Cisco drops a mega-vulnerability alert for VPN devices [Updated]

On January 29, Cisco released a high-urgency security alert for customers using network security devices and software that support virtual private network connections to corporate networks. Firewalls, security appliances, and other devices configured with WebVPN clientless VPN software are vulnerable to a Web-based network attack that could bypass the devices’ security, allowing an attacker to run commands on the devices and gain full control of them. This would give attackers unfettered access to protected networks or cause the hardware to reset. The vulnerability has been given a Common Vulnerability Scoring System rating of Critical, with a score of 10—the highest possible on the CVSS scale.

WebVPN allows someone outside of a corporate network to connect to the corporate intranet and other network resources from within a secure browser session. Since it requires no client software or pre-existing certificate to access from the Internet, the WebVPN gateway can be generally reached from anywhere on the Internet—and as a result, it can be programmatically attacked. A spokesperson for the Cisco security team said in the alert that Cisco is not aware of any active exploits of the vulnerability right now. But the nature of the vulnerability is already publicly known, so exploits are nearly certain to emerge quickly.
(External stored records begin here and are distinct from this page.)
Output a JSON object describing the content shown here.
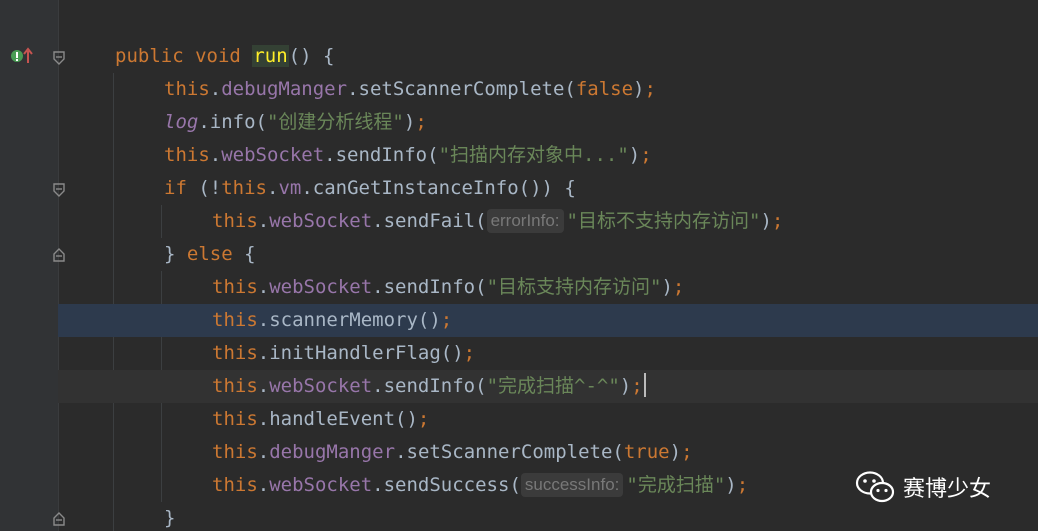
{
  "code": {
    "line_public": {
      "kw1": "public",
      "kw2": "void",
      "fn": "run",
      "tail": "() {"
    },
    "line_1": {
      "this": "this",
      "field": "debugManger",
      "call": ".setScannerComplete(",
      "arg": "false",
      "close": ")",
      "semi": ";"
    },
    "line_2": {
      "obj": "log",
      "call": ".info(",
      "arg": "\"创建分析线程\"",
      "close": ")",
      "semi": ";"
    },
    "line_3": {
      "this": "this",
      "field": "webSocket",
      "call": ".sendInfo(",
      "arg": "\"扫描内存对象中...\"",
      "close": ")",
      "semi": ";"
    },
    "line_4": {
      "kw": "if",
      "open": " (!",
      "this": "this",
      "field": "vm",
      "call": ".canGetInstanceInfo()) {"
    },
    "line_5": {
      "this": "this",
      "field": "webSocket",
      "call": ".sendFail(",
      "hint": "errorInfo:",
      "arg": "\"目标不支持内存访问\"",
      "close": ")",
      "semi": ";"
    },
    "line_6": {
      "brace": "} ",
      "kw": "else",
      "tail": " {"
    },
    "line_7": {
      "this": "this",
      "field": "webSocket",
      "call": ".sendInfo(",
      "arg": "\"目标支持内存访问\"",
      "close": ")",
      "semi": ";"
    },
    "line_8": {
      "this": "this",
      "call": ".scannerMemory()",
      "semi": ";"
    },
    "line_9": {
      "this": "this",
      "call": ".initHandlerFlag()",
      "semi": ";"
    },
    "line_10": {
      "this": "this",
      "field": "webSocket",
      "call": ".sendInfo(",
      "arg": "\"完成扫描^-^\"",
      "close": ")",
      "semi": ";"
    },
    "line_11": {
      "this": "this",
      "call": ".handleEvent()",
      "semi": ";"
    },
    "line_12": {
      "this": "this",
      "field": "debugManger",
      "call": ".setScannerComplete(",
      "arg": "true",
      "close": ")",
      "semi": ";"
    },
    "line_13": {
      "this": "this",
      "field": "webSocket",
      "call": ".sendSuccess(",
      "hint": "successInfo:",
      "arg": "\"完成扫描\"",
      "close": ")",
      "semi": ";"
    },
    "line_14": {
      "brace": "}"
    }
  },
  "gutter_icons": {
    "override": "override-icon",
    "bulb": "lightbulb-icon",
    "fold": "fold-marker-icon"
  },
  "watermark": {
    "text": "赛博少女",
    "icon": "wechat-icon"
  },
  "colors": {
    "background": "#2b2b2b",
    "keyword": "#cc7832",
    "field": "#9876aa",
    "string": "#6a8759",
    "text": "#a9b7c6",
    "selected_line": "#2d3a4d"
  }
}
The vulnerability, discovered by Cedric Halbronn of the NCC Group, makes it possible for an attacker to use multiple, specially formatted XML messages submitted to the WebVPN interface of a targeted device in an attempt to “double-free” memory on the system. Executing a command to free a specific memory address more than once can cause memory leakage that allows an attacker to write commands or other data into blocks of the system’s memory. By doing so, the attacker could potentially cause the system to execute commands or could corrupt the memory of the system and cause a crash.

The affected systems are devices running Cisco’s ASA software with WebVPN enabled. These include:

• 3000 Series Industrial Security Appliance (ISA)
• ASA 5500 Series Adaptive Security Appliances
• ASA 5500-X Series Next-Generation Firewalls
• ASA Services Module for Cisco Catalyst 6500 Series Switches and Cisco 7600 Series Routers
• ASA 1000V Cloud Firewall
• Adaptive Security Virtual Appliance (ASAv)
• Firepower 2100 Series Security Appliance
• Firepower 4110 Security Appliance
• Firepower 9300 ASA Security Module
• Firepower Threat Defense Software (FTD)

Cisco has issued a patch for the vulnerability. But to get the patch, customers without current maintenance contracts will have to contact Cisco’s Technical Assistance Center (TAC) to obtain the patch. Some security professionals Ars communicated with expressed frustration with the slow response they got from Cisco’s TAC.

Update [3:00 PM EST] A Cisco spokesperson provided the following statement: "Cisco is committed to responsible coordinated disclosure about vulnerabilities, and maintains a very open relationship with the security research community. As soon as Cisco learned that there was potential public awareness of the issue, we immediately published a security advisory to inform customers what it is, as well as how to assess their network and remediate the issue. A patch, which addresses this vulnerability specifically, has been available since the disclosure.”